Part book review, part impressionistic scribblings on the joys of reading and the struggles of carving out time in which to do it,
#ABookishYear is a weekly dispatch from the front lines of an intellectual journey spanning fifty-two tomes.
On Crushes and Conversations
By Roxanne Fequiere
Alexa and Drew, the two main characters of Jasmine Guillory’s The Wedding Date meet less than a page into the book’s first chapter. Alexa, excited to see her sister, steps into a hotel elevator which promptly stops working mid-ascent. It’s at this point that she notices a handsome man standing in the elevator with her, and the following exchange takes place:
“Were you here this whole time?”
“What am I, a genie?”
“I guess you don’t really look like a genie.”
“Thank you, I think. But isn’t that what a genie would say? Are you claustrophobic?”
“Um, I don’t think so. Why, were you going to bust us out of here with your genie powers if I said I was?”
“I guess you’ll never know if I’m a genie now.”
I’ve stripped away the prose in between these snippets of dialogue to keep this excerpt streamlined, but no amount of descriptive text can explain away two strangers saying the word genie to each other that many times times in the course of about fifteen seconds. (It comes up again a few moments later when they properly introduce themselves: “Alexa, and you, Genie?”)
The characters’ exchange continues on like this in the opening scene—weirdly stilted, but clearly meant to be read as playful banter. After a short while stuck in the elevator together, the premise of the plot had been established: Drew, a hot young doctor just in town for the wedding of an ex and dateless at the last minute, asks Alexa on a whim if she’ll accompany him. Unlikely, but somehow not as unlikely as that initial conversation. My journey into romance novels was off to a rocky start.
I could guess what was going to happen next, more or less—I’m sure you can, too. What I didn’t foresee was the enthusiasm with which I greeted the events of the plot once it got into full swing. When Alexa got a text from Drew asking her if she was free for essentially a weekend-long dick appointment, I silently cheered her on. When the story progressed to the appointment in question, I caught myself smirking in anticipation like a certain Sheree Whitfield GIF. Either the prose had improved, or I was just happy to overlook it on behalf of a touch of smut.
After the book was over, I scoured the Internet in search of opinions from readers more well-versed in romance than me. I wanted to know if they, too, thought the characters were a bit too thinly sketched; the non-love scenes a bit too cursory; the plot a bit too easily resolved if those characters would just have one adult conversation. I wanted to know if this was par for the course with novels like this, or if the smut is supposed to be the main (and only) attraction. Maybe focusing on these details makes me a killjoy—after all, don’t we all tend to be more forgiving than usual of flaws embedded in things that make us smile?
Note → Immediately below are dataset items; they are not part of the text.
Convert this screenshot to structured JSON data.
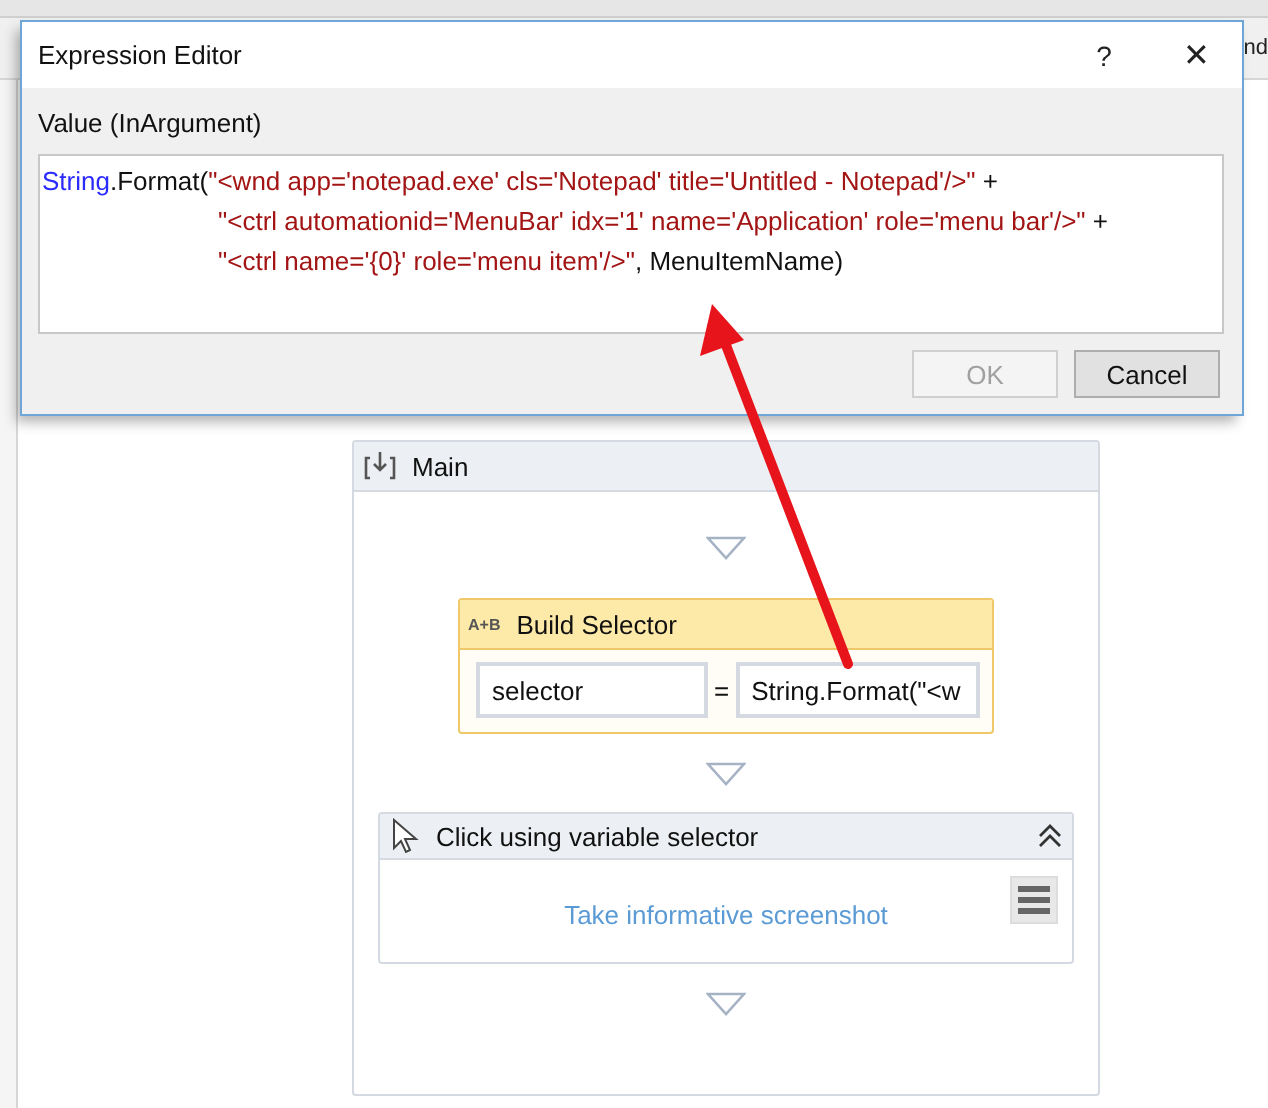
{
  "background_tab": {
    "text": "nd"
  },
  "dialog": {
    "title": "Expression Editor",
    "help": "?",
    "close": "✕",
    "field_label": "Value (InArgument)",
    "code_lines": [
      {
        "indented": false,
        "tokens": [
          {
            "kind": "type",
            "text": "String"
          },
          {
            "kind": "plain",
            "text": ".Format("
          },
          {
            "kind": "string",
            "text": "\"<wnd app='notepad.exe' cls='Notepad' title='Untitled - Notepad'/>\""
          },
          {
            "kind": "plain",
            "text": "  +"
          }
        ]
      },
      {
        "indented": true,
        "tokens": [
          {
            "kind": "string",
            "text": "\"<ctrl automationid='MenuBar' idx='1' name='Application' role='menu bar'/>\""
          },
          {
            "kind": "plain",
            "text": " +"
          }
        ]
      },
      {
        "indented": true,
        "tokens": [
          {
            "kind": "string",
            "text": "\"<ctrl name='{0}' role='menu item'/>\""
          },
          {
            "kind": "plain",
            "text": ", MenuItemName)"
          }
        ]
      }
    ],
    "buttons": [
      {
        "label": "OK",
        "disabled": true
      },
      {
        "label": "Cancel",
        "disabled": false
      }
    ]
  },
  "sequence": {
    "title": "Main",
    "assign": {
      "title": "Build Selector",
      "icon_text": "A+B",
      "target": "selector",
      "equals": "=",
      "value": "String.Format(\"<w"
    },
    "click": {
      "title": "Click using variable selector",
      "link": "Take informative screenshot"
    }
  }
}
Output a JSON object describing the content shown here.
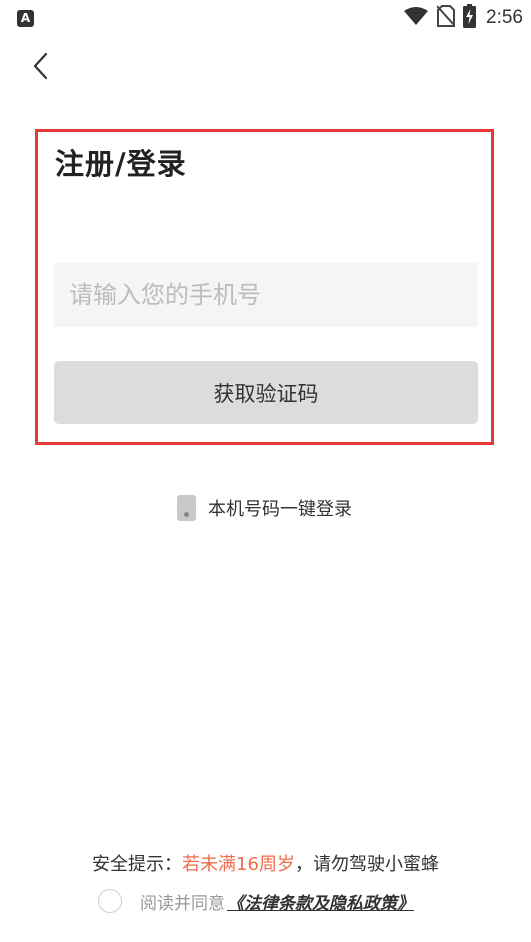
{
  "status_bar": {
    "app_icon_letter": "A",
    "time": "2:56",
    "icons": [
      "wifi-icon",
      "no-sim-icon",
      "battery-charging-icon"
    ]
  },
  "header": {
    "back_icon": "chevron-left-icon"
  },
  "form": {
    "title": "注册/登录",
    "phone_placeholder": "请输入您的手机号",
    "phone_value": "",
    "get_code_label": "获取验证码",
    "highlight_color": "#e53935"
  },
  "one_click_login": {
    "icon": "phone-icon",
    "label": "本机号码一键登录"
  },
  "safety_tip": {
    "prefix": "安全提示：",
    "warning": "若未满16周岁",
    "suffix": "，请勿驾驶小蜜蜂",
    "warning_color": "#f26b4a"
  },
  "agreement": {
    "text": "阅读并同意",
    "link": "《法律条款及隐私政策》",
    "checked": false
  }
}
In my research, I found folks who echoed some of my thoughts, though the vast majority of the chorus was thoroughly charmed by its sweet premise (“a Hallmark movie in novel form,” as one reviewer put it) and steamy sex scenes. They praised it for featuring an interracial couple (Alexa is black and Drew is white), and more importantly, for having the characters address their differences in the book. They enjoyed the fact that Alexa is an explicitly curvy women and experiences a lot of realistic insecurities about her body, especially in the context of shedding her clothes in front of a man who is, by all accounts, ripped. They also liked the fact that when these two characters do hook up, they practice safe sex. Still a novice in the romance realm, I’m not sure if these things are anomalies or not in the genre, but seeing the novel through their eyes made me appreciate the bigger picture a bit more.
And yet: the nitpicker in me hasn’t quite let go of the notion that a charming, sexy, romp of a romance can still somehow ring a bit truer throughout. Then again, there’s always a chance that I’m missing the point completely—maybe, like encountering a new crush, the idea is to get swept up in the thrill of every minor interaction, the dizzying prospect of the handsome man standing in front of you liking you back. In those moments, the heartbeat races, senses are heightened, and you may very well be saying corny and nonsensical things to each other, but it hardly matters. This could be love.
Roxanne Fequiere is a New York–based writer and editor who might just make it after all.